L'ultralibéralisme, appelé le libertarisme consiste à s'occuper de soi sans emmerder les autres. Rien à voir avec un quelconque fantasme de "soumission de la société à la force du marché illimité". Cette phrase ne veut rien dire; le marché n'est pas une entité malfaisante, c'est l'ensemble des échanges entre les individus. En allant acheter une baguette de pain, nous échangeons avec le boulanger, nous participons ainsi au marché. Pourquoi quelqu'un devrait-il nous imposer quoi que ce soit dans cet échange? N'est-ce pas une atteinte à notre liberté? Notons que l'échange ne concerne pas exclusivement un "besoin économique", avec mon boulanger j'échange aussi un sourire, un bonjour, un au revoir, merci, etc.

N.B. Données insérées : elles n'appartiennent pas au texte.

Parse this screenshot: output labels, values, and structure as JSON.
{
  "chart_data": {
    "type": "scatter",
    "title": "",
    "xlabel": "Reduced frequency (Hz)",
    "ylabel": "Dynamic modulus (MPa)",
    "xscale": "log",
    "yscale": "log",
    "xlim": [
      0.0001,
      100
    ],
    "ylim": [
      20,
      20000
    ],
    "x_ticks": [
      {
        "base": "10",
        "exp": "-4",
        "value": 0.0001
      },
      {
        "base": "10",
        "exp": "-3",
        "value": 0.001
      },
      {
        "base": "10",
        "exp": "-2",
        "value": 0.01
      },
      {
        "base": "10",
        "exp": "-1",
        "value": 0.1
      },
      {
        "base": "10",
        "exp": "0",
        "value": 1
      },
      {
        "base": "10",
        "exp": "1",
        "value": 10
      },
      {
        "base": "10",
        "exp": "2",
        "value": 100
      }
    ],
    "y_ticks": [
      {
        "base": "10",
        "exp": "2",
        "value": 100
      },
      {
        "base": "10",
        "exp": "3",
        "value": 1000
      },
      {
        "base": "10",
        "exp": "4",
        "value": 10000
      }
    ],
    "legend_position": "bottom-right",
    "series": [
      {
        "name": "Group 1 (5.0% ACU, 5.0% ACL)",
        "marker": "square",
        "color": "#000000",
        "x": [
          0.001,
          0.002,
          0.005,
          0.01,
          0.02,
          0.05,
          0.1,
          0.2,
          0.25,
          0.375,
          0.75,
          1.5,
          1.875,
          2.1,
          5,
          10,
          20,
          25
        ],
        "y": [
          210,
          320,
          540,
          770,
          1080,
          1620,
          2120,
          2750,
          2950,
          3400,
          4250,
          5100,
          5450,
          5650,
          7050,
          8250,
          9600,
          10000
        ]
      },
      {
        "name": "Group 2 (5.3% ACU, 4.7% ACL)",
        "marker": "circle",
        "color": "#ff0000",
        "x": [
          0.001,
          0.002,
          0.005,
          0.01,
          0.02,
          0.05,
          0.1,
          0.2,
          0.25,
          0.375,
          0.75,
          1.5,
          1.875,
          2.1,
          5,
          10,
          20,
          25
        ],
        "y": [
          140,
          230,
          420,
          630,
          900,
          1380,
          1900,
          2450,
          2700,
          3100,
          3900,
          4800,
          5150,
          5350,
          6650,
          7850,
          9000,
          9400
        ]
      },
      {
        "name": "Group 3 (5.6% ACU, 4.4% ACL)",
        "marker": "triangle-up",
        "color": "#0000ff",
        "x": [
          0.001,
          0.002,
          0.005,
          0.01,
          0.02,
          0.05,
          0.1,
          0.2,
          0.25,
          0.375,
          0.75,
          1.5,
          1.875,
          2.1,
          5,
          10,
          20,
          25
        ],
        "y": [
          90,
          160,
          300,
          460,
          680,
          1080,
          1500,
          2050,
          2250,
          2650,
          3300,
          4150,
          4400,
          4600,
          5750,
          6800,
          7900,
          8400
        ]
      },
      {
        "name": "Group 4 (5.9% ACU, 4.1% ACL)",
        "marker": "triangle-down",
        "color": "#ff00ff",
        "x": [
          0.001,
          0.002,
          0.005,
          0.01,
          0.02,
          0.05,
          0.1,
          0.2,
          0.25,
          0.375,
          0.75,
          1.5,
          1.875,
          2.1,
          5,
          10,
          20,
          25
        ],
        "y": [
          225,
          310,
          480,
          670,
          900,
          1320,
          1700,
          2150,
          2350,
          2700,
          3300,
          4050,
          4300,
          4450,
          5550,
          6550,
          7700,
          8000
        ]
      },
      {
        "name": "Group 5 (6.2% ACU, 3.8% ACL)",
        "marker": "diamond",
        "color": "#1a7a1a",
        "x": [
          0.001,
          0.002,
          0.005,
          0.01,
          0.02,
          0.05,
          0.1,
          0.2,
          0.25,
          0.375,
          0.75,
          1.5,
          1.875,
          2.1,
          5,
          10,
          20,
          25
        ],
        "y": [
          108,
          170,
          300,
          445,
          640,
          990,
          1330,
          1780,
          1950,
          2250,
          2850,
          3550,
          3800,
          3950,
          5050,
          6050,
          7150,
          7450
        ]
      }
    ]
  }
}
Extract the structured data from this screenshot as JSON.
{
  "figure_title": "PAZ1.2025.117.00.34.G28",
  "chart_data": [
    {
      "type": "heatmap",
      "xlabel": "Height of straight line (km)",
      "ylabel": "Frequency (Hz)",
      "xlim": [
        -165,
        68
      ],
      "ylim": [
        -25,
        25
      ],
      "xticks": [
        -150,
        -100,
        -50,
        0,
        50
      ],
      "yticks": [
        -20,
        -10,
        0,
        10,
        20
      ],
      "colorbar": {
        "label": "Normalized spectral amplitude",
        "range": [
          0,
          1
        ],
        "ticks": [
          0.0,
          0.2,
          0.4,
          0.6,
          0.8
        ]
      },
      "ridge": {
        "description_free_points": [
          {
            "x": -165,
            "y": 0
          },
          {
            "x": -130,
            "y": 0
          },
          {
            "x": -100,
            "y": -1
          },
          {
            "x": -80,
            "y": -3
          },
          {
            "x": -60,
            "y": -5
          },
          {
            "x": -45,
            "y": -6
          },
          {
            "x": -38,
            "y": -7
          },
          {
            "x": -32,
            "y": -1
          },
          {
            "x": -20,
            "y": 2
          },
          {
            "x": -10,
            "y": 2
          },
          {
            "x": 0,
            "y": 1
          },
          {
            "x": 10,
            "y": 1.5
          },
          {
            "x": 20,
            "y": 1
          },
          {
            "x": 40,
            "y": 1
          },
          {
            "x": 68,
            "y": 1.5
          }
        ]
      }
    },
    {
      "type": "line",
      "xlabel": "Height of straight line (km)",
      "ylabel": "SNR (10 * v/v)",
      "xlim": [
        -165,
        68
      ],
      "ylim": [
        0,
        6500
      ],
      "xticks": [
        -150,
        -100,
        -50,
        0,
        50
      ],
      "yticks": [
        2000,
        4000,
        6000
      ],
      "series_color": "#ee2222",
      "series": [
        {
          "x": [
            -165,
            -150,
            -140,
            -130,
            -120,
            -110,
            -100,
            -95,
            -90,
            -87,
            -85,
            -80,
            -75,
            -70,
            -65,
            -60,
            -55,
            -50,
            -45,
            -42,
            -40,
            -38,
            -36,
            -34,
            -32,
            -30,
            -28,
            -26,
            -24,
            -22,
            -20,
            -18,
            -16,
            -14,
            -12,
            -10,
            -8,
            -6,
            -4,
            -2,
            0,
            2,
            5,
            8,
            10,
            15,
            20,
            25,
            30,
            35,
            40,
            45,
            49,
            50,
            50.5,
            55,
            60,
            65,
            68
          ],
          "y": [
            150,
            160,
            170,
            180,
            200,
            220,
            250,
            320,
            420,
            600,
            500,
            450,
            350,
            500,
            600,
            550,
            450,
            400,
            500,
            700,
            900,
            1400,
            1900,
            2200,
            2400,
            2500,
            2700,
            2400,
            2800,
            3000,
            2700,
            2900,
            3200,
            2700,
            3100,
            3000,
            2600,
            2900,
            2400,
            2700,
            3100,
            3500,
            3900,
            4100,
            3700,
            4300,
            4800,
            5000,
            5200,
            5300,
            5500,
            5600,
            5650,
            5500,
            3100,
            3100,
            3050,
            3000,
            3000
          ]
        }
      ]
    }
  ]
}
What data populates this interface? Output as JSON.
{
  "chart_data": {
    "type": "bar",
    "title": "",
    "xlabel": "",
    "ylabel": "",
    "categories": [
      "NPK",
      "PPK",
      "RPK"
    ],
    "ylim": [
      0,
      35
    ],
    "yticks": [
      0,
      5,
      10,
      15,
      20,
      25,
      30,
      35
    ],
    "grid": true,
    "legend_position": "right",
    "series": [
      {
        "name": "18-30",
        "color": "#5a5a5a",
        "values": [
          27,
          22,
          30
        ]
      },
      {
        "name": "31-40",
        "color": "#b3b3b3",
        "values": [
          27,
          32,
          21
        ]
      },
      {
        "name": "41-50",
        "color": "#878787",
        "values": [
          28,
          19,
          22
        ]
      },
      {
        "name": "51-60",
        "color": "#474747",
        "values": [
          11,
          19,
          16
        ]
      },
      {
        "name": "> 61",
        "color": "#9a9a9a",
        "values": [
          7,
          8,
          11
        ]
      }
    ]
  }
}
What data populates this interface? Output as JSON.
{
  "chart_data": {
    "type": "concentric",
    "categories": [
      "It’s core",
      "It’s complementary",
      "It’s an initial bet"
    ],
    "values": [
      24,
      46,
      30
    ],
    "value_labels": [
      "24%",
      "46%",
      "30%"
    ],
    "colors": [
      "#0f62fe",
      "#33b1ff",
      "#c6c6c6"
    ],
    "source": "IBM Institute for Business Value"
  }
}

Ainsi Todorov nous a torché un poncif anti-libéral totalement incohérent et qui au final ne veut strictement rien dire. En effet, si l'ultralibéralisme prône le "marché illimité", c'est à dire des échanges libres entre des individus libres, comment est-ce possible d'affirmer quelques mots plus loin que pour l'ultralibéral, "l'individu se suffit à lui-même"? Pour un libéral orthodoxe, l'individu est le seul à savoir ce qui est bon pour lui. Le libre arbitre est une notion fondamentale du libéralisme, l'individu doit être libre et responsable de ses choix. Au contraire de ce qu'affirme Todorov, quand un individu est libre de ses choix et de ses actes, il a fondamentalement besoin d'autrui et il multiplie volontairement les échanges. La vision inverse, collectiviste, est celle de l'individu partie intégrante d'une société sous contrôle. Seul, l'individu ne peut rien mais surtout il est incapable de nouer des liens et d'échanger de manière efficace. Il faut donc lui imposer par la force une manière d'échanger. Exit la liberté.

Souvent j'entends dire qu'entre les deux visions, collectiviste ou ultralibérale, il existe certainement une position intermédiaire. Penser cela, c'est partir du postulat faux que l'ultralibéralisme c'est la "liberté du renard libre dans un poulailler libre", c'est à dire la capacité du plus fort à écraser les plus faible. N'est-ce pas exactement ce qui se passe dans une société arbitrairement régulée telle que nous la connaissons aujourd'hui? Qui sont les plus forts sinon les Hommes de l'Etat? Or nous avons vu plus haut que le pouvoir corrompt toujours.

"La liberté des uns s'arrête où commence celle des autres". Tout le monde est d'accord avec cette phrase mais peu de personnes se posent la question de savoir où sont les frontières de notre liberté. Où commence la votre et où s'arrête la mienne? Si cette frontière est fixée arbitrairement, par des régulations pondues par quelques politocards, alors, par définition, la liberté n'existe plus. Pour la philosophie libérale, la frontière, c'est la propriété privée, à commencer par celle de soi-même, celle de son corps. Ainsi la fameuse maxime devient: "La propriété des uns s'arrête où commence celle des autres". La phrase devient subitement beaucoup plus claire.

Ainsi l'article se veut iconoclaste en exposant des idées libérales surranées et honnies mais il les pervertit en accumulant les poncifs les plus éculés sur cette philosophie issue des Lumières.

Cependant, après réflexion, je me demande si au contraire, cet article n'est pas une perle, une astucieuse propagande de réhabilitation du libéralisme en France. En égratignant Sarkozy, en évoquant les travers du pouvoirs, en citant quelques auteurs libéraux célèbres ayant déjà brillamment dénoncé cela, en jetant l'opprobre sur "l'ultralibéralisme" cause de tous nos maux, l'auteur distille malgré tout l'idée de liberté dans l'esprit du lecteur, prompt à la rejeter par réflexe pavlovnien généré par des années de propagande collectiviste, meilleure alliée du pouvoir. Foin de "droite" ou de "gauche", ce sont deux branches pourries permettant d'accéder au pouvoir. Pour la gauche, la propriété privée n'existe pas, pour la droite, la propriété privée est un privilège. Ces deux visions mènent à la servitude.